Längere Reisen geben uns die Möglichkeit, eine der grundlegendsten Fragen des Lebens zu stellen: „Wer sind wir wirklich?“ Ohne die gewohnten Requisiten des Alltags, ohne vertraute Landschaften und ohne Familie sowie Freunde um uns herum, werden wir auf unseren Kern zurückgeworfen. Nach der verunsichernden Angst, die dieses Freilegen zunächst auslöst, folgt eine Stärkung des eigenen Selbst. Ich werde oft gefragt, welche der beiden Welten, zwischen denen ich hin- und herpendle, sich für mich mehr wie Zuhause anfühlt. Zu sagen, wir tragen unser Zuhause in uns, mag abgedroschen klingen. Doch was ich durch das Festhalten der kleinen Details des Lebens gelernt habe, ist, dass in uns allen eine Widerstandskraft schlummert, die nur darauf wartet, entfaltet zu werden. Manchmal bedeutet die Rückkehr zu unserem unverstellten Selbst, die Hindernisse zu beseitigen, die wir im Laufe unseres Lebens – bewusst oder unbewusst, konkret oder im übertragenen Sinn – aufgebaut haben, um wieder klarer sehen zu können.
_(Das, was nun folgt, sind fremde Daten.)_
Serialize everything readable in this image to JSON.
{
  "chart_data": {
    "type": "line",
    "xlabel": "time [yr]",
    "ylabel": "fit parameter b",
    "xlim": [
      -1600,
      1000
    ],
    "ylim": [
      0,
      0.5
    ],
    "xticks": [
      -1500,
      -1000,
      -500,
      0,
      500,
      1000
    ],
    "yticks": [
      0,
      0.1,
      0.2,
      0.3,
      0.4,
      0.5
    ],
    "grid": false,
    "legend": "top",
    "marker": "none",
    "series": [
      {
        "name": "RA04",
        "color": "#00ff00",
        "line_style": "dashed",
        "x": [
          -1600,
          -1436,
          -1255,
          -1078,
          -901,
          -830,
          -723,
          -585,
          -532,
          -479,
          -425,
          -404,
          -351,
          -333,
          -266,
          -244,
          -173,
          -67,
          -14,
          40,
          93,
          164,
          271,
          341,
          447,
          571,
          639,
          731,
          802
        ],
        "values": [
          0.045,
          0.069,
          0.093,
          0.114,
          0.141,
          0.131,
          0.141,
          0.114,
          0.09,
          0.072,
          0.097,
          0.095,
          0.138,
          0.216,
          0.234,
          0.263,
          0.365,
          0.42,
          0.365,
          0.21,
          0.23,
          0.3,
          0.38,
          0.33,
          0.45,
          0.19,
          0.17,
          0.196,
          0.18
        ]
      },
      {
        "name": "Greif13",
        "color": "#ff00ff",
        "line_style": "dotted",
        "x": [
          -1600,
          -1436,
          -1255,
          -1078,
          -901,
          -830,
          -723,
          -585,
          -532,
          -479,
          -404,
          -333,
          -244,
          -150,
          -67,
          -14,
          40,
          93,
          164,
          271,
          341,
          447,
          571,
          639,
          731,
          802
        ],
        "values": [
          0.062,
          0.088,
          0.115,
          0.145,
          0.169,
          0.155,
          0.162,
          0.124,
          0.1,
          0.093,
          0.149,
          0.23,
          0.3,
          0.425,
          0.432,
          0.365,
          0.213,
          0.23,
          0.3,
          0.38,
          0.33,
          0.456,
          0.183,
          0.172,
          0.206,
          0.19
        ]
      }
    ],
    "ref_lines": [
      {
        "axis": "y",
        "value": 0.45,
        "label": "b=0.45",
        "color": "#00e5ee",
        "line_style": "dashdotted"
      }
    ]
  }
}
Alle drei Monate, wenn ich in ein Flugzeug steige – entweder in Richtung einer geschäftigen Metropole oder zu einer süditalienischen Küstenenklave, die einen förmlich in ihre Arme schließt –, pflege ich zwei kleine Rituale. Ich nehme ein kurzes Video auf, das zeigt, wie sich unter mir aus der Luft die Landschaft entfaltet, um den Wechsel der Grenzen festzuhalten – vielleicht, um den Übergang bewusst zu markieren. Anschließend schaue ich mir die Bilder der vergangenen zwölf Wochen in meiner Kamerarolle an. Zum ersten und letzten Foto zurückzukehren, hilft mir, das Dazwischen zu verstehen. Ähnlich wie beim erneuten Lesen eines Textes mit etwas Abstand erlaubt mir das, mein Leben mit frischer, klarerer Perspektive zu betrachten – sowohl die schönen Augenblicke als auch die Bruchstellen. Dann wird mir bewusst, dass Fotografien ihre eigene Geschichte erzählen, fast so kraftvoll wie ein Duft. Sie können uns augenblicklich in Zeit und Raum verankern, schaffen Zusammenhalt im Vorübergehenden und verbinden uns mit dem, was uns im Innersten ausmacht – selbst mitten im Durcheinander. Vielleicht ist es genau das, was das Alltägliche so bemerkenswert macht. Am Ende fügt sich alles zu einem Ganzen, das von unerwartetem Wert ist.